Williams, politolog z Uniwersytetu w Ottawie, faktycznie prezentuje dość melancholijną wizję upadku sojuszu między liberałami a konserwatystami, który jego zdaniem podtrzymywał powojenny ład międzynarodowy. I tu trzeba przyznać Bielejewskiemu rację – brzmi to trochę jak żale po nieudanym związku. „Kiedyś się kochaliśmy, wspólnie walczyliśmy z komunizmem, a teraz oni pakują walizki i wyprowadzają się do świata tradycyjnych wartości”.
Ale czy ta diagnoza to rzeczywiście „użalanie się nad sobą”, jak sugeruje recenzent? Williamsa analiza faktycznie wskazuje na coś istotnego – rozpad konsensusu, który przez dziesięciolecia umożliwiał funkcjonowanie liberalnego porządku międzynarodowego. Konserwatyści rzeczywiście „wypowiedzieli umowę”, jak to określa autor, kwestionując podstawy praw człowieka, multilateralizmu i globalizacji.
Bielejewski ma rację, gdy pisze: „konserwatyści zawsze chcieli czegoś innego. Tylko kiedyś im się to mniej opłacało, więc siedzieli cicho”. To w gruncie rzeczy trafna obserwacja – zimnowojenni konsensus nie oznaczał, że prawica nagle pokochała liberalne ideały, tylko że miała wspólnego wroga w postaci komunizmu.
Ironiczne jest też to, że Williams faktycznie wydaje się nostalgicznie tęsknić za okresem, gdy liberalizm miał konserwatywnych sojuszników. Jakby liberalne idee nie mogły funkcjonować bez błogosławieństwa prawicy. To tak, jakby demokracja potrzebowała pozwolenia od tych, którzy jej nie lubią.
Metafora Bielejewskiego o „kacu po imprezie globalizacji” jest zaskakująco trafna. Współczesny kryzys liberalnego porządku rzeczywiście przypomina poranek po zbyt długiej imprezie – wszyscy się budzą, oglądają szkody i zastanawiają się, kto to wszystko posprząta.
Williams w swoich analizach wskazuje na realne problemy: erozję zaufania do instytucji międzynarodowych, wzrost nacjonalizmu, odwrót od multilateralizmu. Ale czy rozwiązaniem jest płacz nad rozpadłym sojuszem z konserwatystami, czy może raczej budowanie nowego fundamentu dla liberalnych wartości?

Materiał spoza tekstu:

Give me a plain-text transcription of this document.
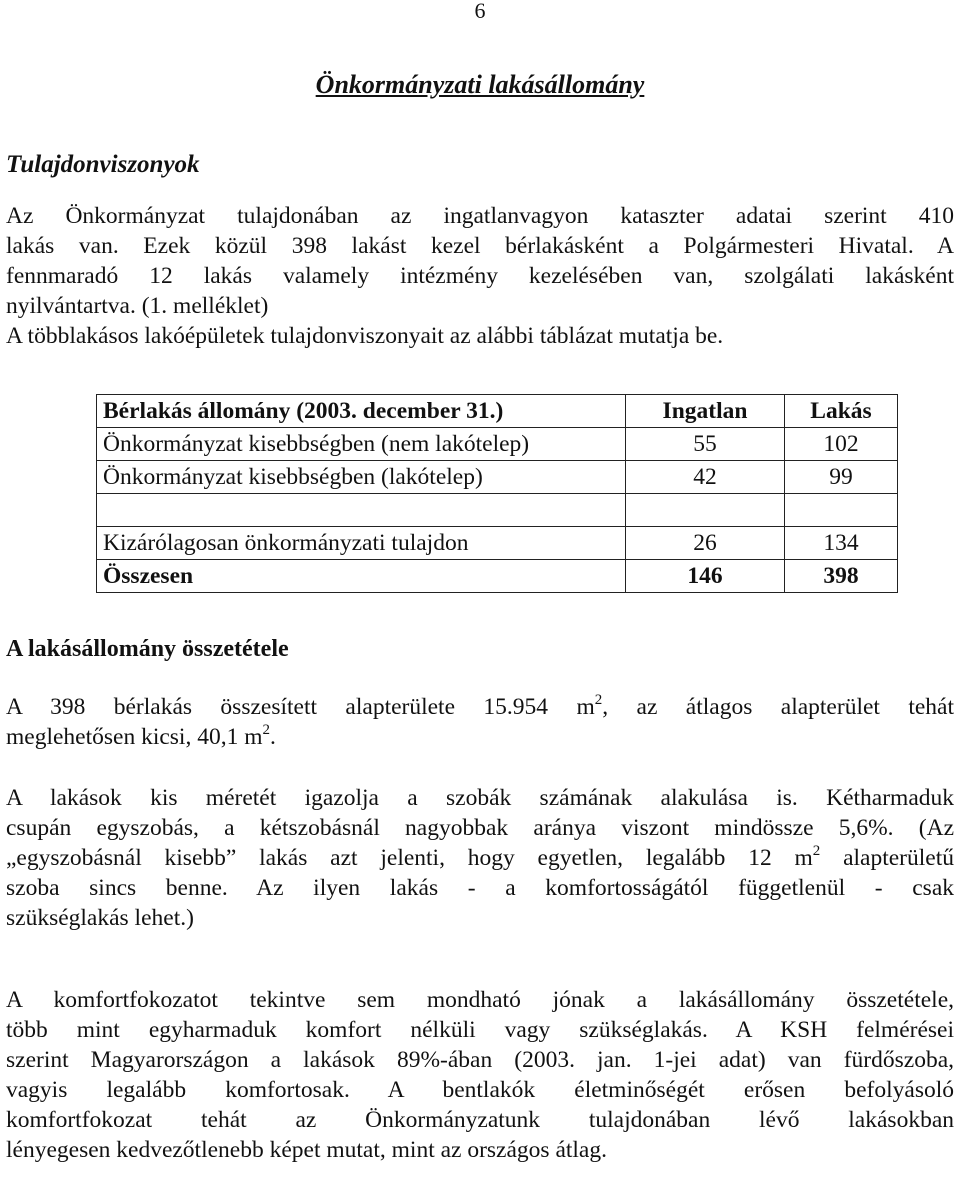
6
Önkormányzati lakásállomány
Tulajdonviszonyok
Az Önkormányzat tulajdonában az ingatlanvagyon kataszter adatai szerint 410
lakás van. Ezek közül 398 lakást kezel bérlakásként a Polgármesteri Hivatal. A
fennmaradó 12 lakás valamely intézmény kezelésében van, szolgálati lakásként
nyilvántartva. (1. melléklet)
A többlakásos lakóépületek tulajdonviszonyait az alábbi táblázat mutatja be.
Bérlakás állomány (2003. december 31.)	Ingatlan	Lakás
Önkormányzat kisebbségben (nem lakótelep)	55	102
Önkormányzat kisebbségben (lakótelep)	42	99

Kizárólagosan önkormányzati tulajdon	26	134
Összesen	146	398
A lakásállomány összetétele
A 398 bérlakás összesített alapterülete 15.954 $m^2$, az átlagos alapterület tehát
meglehetősen kicsi, 40,1 $m^2$.
A lakások kis méretét igazolja a szobák számának alakulása is. Kétharmaduk
csupán egyszobás, a kétszobásnál nagyobbak aránya viszont mindössze 5,6%. (Az
„egyszobásnál kisebb” lakás azt jelenti, hogy egyetlen, legalább 12 $m^2$ alapterületű
szoba sincs benne. Az ilyen lakás - a komfortosságától függetlenül - csak
szükséglakás lehet.)
A komfortfokozatot tekintve sem mondható jónak a lakásállomány összetétele,
több mint egyharmaduk komfort nélküli vagy szükséglakás. A KSH felmérései
szerint Magyarországon a lakások 89%-ában (2003. jan. 1-jei adat) van fürdőszoba,
vagyis legalább komfortosak. A bentlakók életminőségét erősen befolyásoló
komfortfokozat tehát az Önkormányzatunk tulajdonában lévő lakásokban
lényegesen kedvezőtlenebb képet mutat, mint az országos átlag.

Bielejewski ma rację, gdy pisze, że „liberalizm nie potrzebuje konserwatystów, żeby istnieć. Potrzebuje odwagi, pomysłów i jaj (metaforycznych, spokojnie)”. To faktycznie trafia w sedno problemu – zamiast nostalgii za utraconym konsensusem, może warto skupić się na tym, co liberalizm może zaoferować w nowych realiach.
Ironiczne jest też to, że Williams, analizując upadek liberalnego porządku, sam potwierdzza jego słabość – pokazuje, jak bardzo był on zależny od zewnętrznego wsparcia. Jakby liberalne wartości nie były wystarczająco przekonujące, żeby bronić się same.
Na koniec – obu autorom należy się uznanie za szczerość. Williams nazywa rzeczy po imieniu i nie udaje, że wszystko jest w porządku. Bielejewski z kolei, mimo sarkastycznego tonu, faktycznie formułuje konstruktywną alternatywę: zamiast płakać nad przeszłością, może warto wreszcie pokazać, że liberalizm to coś więcej niż tylko nostalgia za „dobrymi starymi czasami”.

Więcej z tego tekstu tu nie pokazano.